The reality has proven more difficult. In Dvor alone, of the 8,000 inhabitants only 200 are employed. More than half of these work for the local authority, the rest have jobs in a small wood-processing factory or on a chicken farm. Little investment is expected in this mainly agricultural region, where the threat of landmines is real.

"Some 4,500 square kilometres are contaminated, and demining activities during the first six months of 2000 cleared only 24 square kilometres. At this rate, it will take 30 years to clear the whole area," says the ICRC's Nela Sefic.
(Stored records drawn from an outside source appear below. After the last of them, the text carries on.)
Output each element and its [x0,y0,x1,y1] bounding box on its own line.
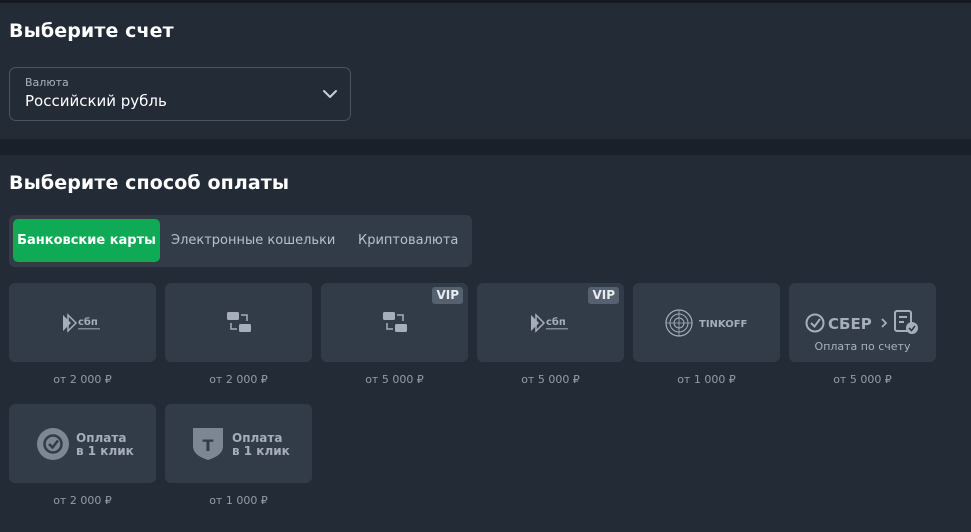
price-sbp: от 2 000 ₽ [53,373,112,386]
vip-badge: VIP [432,287,463,304]
payment-method-tinkoff-oneclick[interactable]: T Оплата в 1 клик [165,404,312,483]
price-transfer: от 2 000 ₽ [209,373,268,386]
oneclick-line1: Оплата [232,431,282,445]
sbp-logo-text: сбп [546,316,566,328]
oneclick-line2: в 1 клик [232,444,290,458]
currency-label: Валюта [25,76,69,89]
tinkoff-shield-icon: T Оплата в 1 клик [193,428,290,460]
oneclick-line2: в 1 клик [76,444,134,458]
sbp-logo-text: сбп [78,316,98,328]
price-sber-invoice: от 5 000 ₽ [833,373,892,386]
sber-checkmark-icon: Оплата в 1 клик [37,428,134,460]
bank-transfer-icon [227,312,251,332]
account-section: Выберите счет Валюта Российский рубль [0,3,971,139]
oneclick-line1: Оплата [76,431,126,445]
price-tinkoff: от 1 000 ₽ [677,373,736,386]
payment-method-sbp-vip[interactable]: сбп VIP [477,283,624,362]
payment-method-transfer[interactable] [165,283,312,362]
payment-method-sbp[interactable]: сбп [9,283,156,362]
tinkoff-logo-icon: TINKOFF [665,309,747,337]
price-sber-oneclick: от 2 000 ₽ [53,494,112,507]
payment-method-sber-invoice[interactable]: СБЕР Оплата по счету [789,283,936,362]
tab-crypto[interactable]: Криптовалюта [358,219,458,262]
sber-invoice-subtitle: Оплата по счету [814,340,911,353]
tinkoff-logo-text: TINKOFF [699,319,747,330]
payment-section: Выберите способ оплаты Банковские карты … [0,155,971,532]
payment-heading: Выберите способ оплаты [9,172,290,194]
sber-logo-text: СБЕР [828,315,872,333]
payment-method-tinkoff[interactable]: TINKOFF [633,283,780,362]
vip-badge: VIP [588,287,619,304]
payment-tabs: Банковские карты Электронные кошельки Кр… [9,215,472,267]
tab-bank-cards[interactable]: Банковские карты [13,219,160,262]
price-transfer-vip: от 5 000 ₽ [365,373,424,386]
payment-method-sber-oneclick[interactable]: Оплата в 1 клик [9,404,156,483]
currency-select[interactable]: Валюта Российский рубль [9,67,351,121]
payment-method-transfer-vip[interactable]: VIP [321,283,468,362]
chevron-down-icon [323,90,337,98]
price-sbp-vip: от 5 000 ₽ [521,373,580,386]
tab-e-wallets[interactable]: Электронные кошельки [171,219,335,262]
currency-value: Российский рубль [25,92,167,110]
price-tinkoff-oneclick: от 1 000 ₽ [209,494,268,507]
sbp-logo-icon: сбп [63,313,100,333]
account-heading: Выберите счет [9,20,174,42]
shield-letter: T [203,436,214,455]
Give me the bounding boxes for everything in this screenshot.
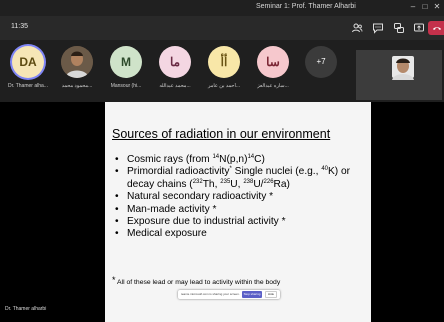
slide-title: Sources of radiation in our environment [112, 127, 331, 141]
participant-name: أحمد بن عامر... [207, 83, 241, 89]
participant-name: محمود محمد... [61, 83, 93, 89]
hide-share-bar-button[interactable]: Hide [265, 291, 277, 298]
more-participants-button[interactable]: +7 [305, 46, 337, 78]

So far, 1,517 people have been disabled by mines in Croatia and adults are most at risk. In order to prevent more incidents, the ICRC and Croatian Red Cross are running a community-based mine awareness programme, which is being promoted at national level, with respected celebrities participating in Red Cross events and Croatian television broadcasting mine awareness spots free of charge.

The needs of the most vulnerable exceed by far the capacities of the National Society. "We only have enough food to assist 6,000 of the 67,000 potential beneficiaries," says Vera Golubovic, who is in charge of humanitarian assistance at the Croatian Red Cross. "A mouse could starve in some of our warehouses."

And Vera's concern doesn't stop there: "If we want to rebuild trust and confidence among people, we also need to provide fair assistance to those Croatians who are also extremely vulnerable."

The final step

"The fact that people cross the border between the two former enemy countries is a sign that normality is returning. When the general economic situation improves, they will decide to settle definitively, one side or the other," says Bogdan Dumitru, the Federation's programme coordinator in Yugoslavia. A subregional appeal to support the repatriation and integration programmes of the National Societies of Croatia, the Federal Republic of Yugoslavia and Bosnia and Herzegovina has just been launched by the Federation.

After a week in Croatia, Djordje returned to Belgrade, to the dead-end street in the city suburb, to the 30-square-metre wooden hut with the dark, narrow corridor and the damp cement floor covered with a thin carpet, to his wife and daughters. He puts the bag of apples from their house in Croatia on the table and announces: "I think it's time for us to go home, too."

Andrei Neacsu
Andrei Neacsu is a Federation information-delegate based in Belgrade.